21.50, ho chiuso il borsone e sto mangiando ancora qualcosa, metto nella solita bustina zip-lock un pezzo di torta… la bustina ormai sembra un agglomerato di bolo, cibo semi-masticato.
Alle 22.00 sono assieme a Olivier, il mio partner per quest’ultima notte. Siamo d’accordo di sfruttarci per la notte, poi con la luce del sole saremo liberi di prendere ognuno la sua strada.
22:10 usciamo e salutiamo i genitori di Olivier, che gli fanno da team di supporto.
Siamo freschi, cominciamo a parlare del più e del meno. Siamo molto compatibili e il tempo vola fino al ristoro successivo, sembra di essere appena partiti. Qui hanno i pancake salati, e la zuppa di cipolle, e prova a immergerci un po’ di formaggio in questa zuppa. Impieghiamo più tempo nel ristoro che ad aver fatto i 6 km e 500 d+ per arrivarci.
Questa tappa non è mai troppo difficile, le salite sono relativamente semplici e mai troppo lunghe.
Arriviamo alla prima cimetta e scivoliamo alla seconda. L’importante nell’ultima notte è non patire il sonno o avere problemi alle gambe, siamo tranquilli. Ci superano varie persone, sul percorso ci sono anche quelli che fanno “solo” 70 km, oltre ai 100 e 170.
Alla seconda cima ci fermiamo un attimo, in cielo c’è un’unghia di luna rossissima che sta spuntando. Ci sediamo ad ammirarla, spegniamo la frontale e guardiamo le stelle, si ferma assieme a noi un altro corridore a contemplare questa meraviglia. Nella valle si vedono le luci di un paesino. Si sente il raglio di un asino non troppo lontano. Non c’è fretta e ci alziamo solo quando siamo sazi e appagati dalle sensazioni di questa notte matta.
Mancano 30 km e vediamo le luci della cittadina di Montreux e davanti la sagoma di una vasta zona buia, è il lago di Ginevra, nostra destinazione finale.
Oliver mi racconta di sé, io gli racconto di me. E avanziamo. L’unica cosa a cui stare attenti in 2 è che almeno uno dei due controlli le balise.
Ad un bivio seguiamo le strisce catarifrangenti, dopo 500 metri troviamo un corridore canadese della 360 mezzo addormentato, lo raccogliamo con il cucchiaino e lo portiamo con noi. Non è molto in sé. Dopo altri 500 metri ci accorgiamo che non ci sono più balise… ci guardiamo in giro, eccole! In fondo alla valle, però.

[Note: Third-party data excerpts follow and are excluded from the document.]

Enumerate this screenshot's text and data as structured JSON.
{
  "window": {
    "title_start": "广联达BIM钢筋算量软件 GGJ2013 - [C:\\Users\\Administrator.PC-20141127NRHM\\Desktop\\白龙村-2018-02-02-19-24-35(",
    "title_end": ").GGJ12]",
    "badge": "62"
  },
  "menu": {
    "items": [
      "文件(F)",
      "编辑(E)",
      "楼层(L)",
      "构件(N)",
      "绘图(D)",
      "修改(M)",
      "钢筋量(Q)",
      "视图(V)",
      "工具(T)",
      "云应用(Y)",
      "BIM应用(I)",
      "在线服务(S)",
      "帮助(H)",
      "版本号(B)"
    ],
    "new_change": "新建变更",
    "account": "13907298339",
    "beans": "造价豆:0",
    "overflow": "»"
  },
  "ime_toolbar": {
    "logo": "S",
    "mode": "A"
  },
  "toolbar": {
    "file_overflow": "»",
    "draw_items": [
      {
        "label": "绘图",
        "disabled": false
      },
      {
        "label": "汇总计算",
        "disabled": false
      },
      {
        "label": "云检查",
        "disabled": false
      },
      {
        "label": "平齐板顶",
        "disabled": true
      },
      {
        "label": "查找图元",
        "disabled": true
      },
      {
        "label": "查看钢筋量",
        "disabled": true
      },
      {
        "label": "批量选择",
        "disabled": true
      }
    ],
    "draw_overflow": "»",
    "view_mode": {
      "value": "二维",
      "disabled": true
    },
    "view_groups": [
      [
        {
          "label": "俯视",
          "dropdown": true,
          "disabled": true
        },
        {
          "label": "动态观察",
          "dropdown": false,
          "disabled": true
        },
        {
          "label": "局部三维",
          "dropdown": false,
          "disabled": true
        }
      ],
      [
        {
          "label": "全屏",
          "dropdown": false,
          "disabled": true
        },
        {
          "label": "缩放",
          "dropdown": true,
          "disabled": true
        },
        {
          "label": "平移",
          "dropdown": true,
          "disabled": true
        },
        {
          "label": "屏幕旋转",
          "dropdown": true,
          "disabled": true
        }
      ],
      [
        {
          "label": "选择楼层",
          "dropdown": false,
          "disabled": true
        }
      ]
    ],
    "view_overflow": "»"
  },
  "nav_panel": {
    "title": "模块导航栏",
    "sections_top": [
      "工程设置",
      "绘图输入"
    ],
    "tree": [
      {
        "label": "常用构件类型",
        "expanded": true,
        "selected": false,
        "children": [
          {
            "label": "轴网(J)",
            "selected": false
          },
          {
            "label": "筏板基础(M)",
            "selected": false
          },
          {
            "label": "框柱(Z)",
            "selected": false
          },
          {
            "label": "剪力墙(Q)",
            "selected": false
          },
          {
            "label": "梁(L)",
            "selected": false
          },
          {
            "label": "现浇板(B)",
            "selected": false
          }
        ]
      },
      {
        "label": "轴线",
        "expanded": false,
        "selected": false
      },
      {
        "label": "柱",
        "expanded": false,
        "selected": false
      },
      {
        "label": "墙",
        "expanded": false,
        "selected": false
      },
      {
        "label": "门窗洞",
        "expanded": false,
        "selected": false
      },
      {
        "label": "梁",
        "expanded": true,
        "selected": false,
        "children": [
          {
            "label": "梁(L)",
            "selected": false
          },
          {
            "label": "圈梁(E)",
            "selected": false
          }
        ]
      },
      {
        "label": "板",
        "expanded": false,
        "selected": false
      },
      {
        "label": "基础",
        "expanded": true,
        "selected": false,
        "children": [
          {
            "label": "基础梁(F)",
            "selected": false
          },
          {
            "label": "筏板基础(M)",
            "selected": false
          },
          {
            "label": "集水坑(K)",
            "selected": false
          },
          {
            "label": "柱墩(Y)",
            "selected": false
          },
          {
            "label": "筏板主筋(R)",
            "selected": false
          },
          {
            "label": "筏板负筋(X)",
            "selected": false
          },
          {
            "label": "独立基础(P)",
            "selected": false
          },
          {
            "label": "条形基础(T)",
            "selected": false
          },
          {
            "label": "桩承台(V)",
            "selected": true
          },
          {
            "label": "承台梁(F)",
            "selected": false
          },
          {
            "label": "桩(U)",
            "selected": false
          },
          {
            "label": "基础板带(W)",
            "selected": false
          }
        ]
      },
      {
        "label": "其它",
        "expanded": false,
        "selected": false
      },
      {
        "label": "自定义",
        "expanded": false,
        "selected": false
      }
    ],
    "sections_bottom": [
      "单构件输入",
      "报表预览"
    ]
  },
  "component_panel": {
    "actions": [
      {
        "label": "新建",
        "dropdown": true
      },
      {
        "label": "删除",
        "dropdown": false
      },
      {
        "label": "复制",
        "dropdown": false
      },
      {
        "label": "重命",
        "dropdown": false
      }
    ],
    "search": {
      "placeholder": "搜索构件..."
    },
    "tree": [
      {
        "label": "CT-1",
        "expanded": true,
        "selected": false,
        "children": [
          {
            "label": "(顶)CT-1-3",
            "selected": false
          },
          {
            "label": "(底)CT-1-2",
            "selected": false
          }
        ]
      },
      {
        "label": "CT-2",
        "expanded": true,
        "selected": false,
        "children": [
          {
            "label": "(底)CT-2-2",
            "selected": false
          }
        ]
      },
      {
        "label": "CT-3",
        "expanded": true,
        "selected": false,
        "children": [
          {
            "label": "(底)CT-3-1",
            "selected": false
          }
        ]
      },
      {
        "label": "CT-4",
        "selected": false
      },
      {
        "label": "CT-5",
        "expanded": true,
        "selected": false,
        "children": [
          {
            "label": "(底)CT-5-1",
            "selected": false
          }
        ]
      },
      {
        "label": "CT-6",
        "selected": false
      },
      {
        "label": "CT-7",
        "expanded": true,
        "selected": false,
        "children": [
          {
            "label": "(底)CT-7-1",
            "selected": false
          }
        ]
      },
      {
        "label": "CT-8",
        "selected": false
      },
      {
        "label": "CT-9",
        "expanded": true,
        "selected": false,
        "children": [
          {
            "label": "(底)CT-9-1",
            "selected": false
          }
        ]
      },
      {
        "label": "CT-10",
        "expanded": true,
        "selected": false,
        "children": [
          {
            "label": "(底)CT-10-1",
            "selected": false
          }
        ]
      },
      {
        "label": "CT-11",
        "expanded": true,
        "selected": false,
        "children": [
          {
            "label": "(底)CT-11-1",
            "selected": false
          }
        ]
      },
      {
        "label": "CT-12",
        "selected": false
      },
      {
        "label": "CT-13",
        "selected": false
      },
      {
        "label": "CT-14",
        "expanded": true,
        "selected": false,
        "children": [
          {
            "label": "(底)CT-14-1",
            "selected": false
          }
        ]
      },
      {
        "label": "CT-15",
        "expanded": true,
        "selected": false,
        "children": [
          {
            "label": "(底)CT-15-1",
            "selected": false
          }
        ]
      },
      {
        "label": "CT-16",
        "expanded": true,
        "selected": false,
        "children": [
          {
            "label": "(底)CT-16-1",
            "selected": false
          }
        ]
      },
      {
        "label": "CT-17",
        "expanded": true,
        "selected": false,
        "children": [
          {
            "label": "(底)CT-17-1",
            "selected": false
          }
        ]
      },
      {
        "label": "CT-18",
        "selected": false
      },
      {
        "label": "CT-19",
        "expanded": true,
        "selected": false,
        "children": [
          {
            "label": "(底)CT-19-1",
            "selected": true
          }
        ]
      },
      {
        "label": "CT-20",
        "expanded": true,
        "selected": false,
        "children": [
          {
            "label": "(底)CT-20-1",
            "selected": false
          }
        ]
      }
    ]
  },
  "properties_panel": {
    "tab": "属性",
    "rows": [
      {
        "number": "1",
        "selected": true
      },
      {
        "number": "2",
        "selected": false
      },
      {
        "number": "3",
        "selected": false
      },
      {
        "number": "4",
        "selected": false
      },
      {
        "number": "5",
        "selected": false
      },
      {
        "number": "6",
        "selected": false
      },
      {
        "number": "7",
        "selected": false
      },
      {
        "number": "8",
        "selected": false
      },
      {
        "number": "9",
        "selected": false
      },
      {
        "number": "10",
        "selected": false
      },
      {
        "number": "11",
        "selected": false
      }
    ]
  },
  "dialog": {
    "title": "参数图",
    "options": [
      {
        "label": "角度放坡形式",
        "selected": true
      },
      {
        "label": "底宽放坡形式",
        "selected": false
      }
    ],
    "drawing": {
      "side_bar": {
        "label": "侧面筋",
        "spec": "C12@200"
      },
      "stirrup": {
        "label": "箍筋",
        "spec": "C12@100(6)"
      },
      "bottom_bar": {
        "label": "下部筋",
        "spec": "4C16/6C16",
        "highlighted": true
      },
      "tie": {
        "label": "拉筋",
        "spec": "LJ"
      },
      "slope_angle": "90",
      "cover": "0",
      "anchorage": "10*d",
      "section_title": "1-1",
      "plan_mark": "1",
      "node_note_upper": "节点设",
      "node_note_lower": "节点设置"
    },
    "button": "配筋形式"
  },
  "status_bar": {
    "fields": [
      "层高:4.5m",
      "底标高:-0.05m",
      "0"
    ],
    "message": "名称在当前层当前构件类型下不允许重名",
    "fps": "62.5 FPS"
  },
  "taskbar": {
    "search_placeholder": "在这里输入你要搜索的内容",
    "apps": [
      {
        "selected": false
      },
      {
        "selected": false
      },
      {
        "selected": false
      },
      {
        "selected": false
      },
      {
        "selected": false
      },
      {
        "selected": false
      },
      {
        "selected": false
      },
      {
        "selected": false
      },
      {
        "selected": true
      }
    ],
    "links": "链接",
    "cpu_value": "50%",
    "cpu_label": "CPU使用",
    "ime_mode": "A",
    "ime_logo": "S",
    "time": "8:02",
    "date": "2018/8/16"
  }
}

Ritorniamo sui nostri passi… le strisce catarifrangenti erano dipinte su dei sassi e non erano quelle ufficiali della gara. Un errore sciocco ma che poteva starci. E per fortuna abbiamo sbagliato strada, altrimenti il canadese sarebbe rimasto lì, in eterno…
Scendiamo assieme, parliamo del più e del meno sempre in inglese, o perlomeno io parlo… gli altri due si stanno assopendo… dico ad entrambi che devono cercare di rimanere attivi, ma gli argomenti non sono molti quando si ha sonno. Prendo la situazione in mano: voi state davanti e io vi racconto delle barzellette. Traduco in inglese, non sempre è facile renderla, alla prima ridono, alla seconda il canadese l’abbiamo perso, sta ciondolando pericolosamente di lato, gli urliamo e si risveglia. Basta barzellette, lo tartasso di domande ma non è in grado nemmeno di formulare delle risposte di senso compiuto…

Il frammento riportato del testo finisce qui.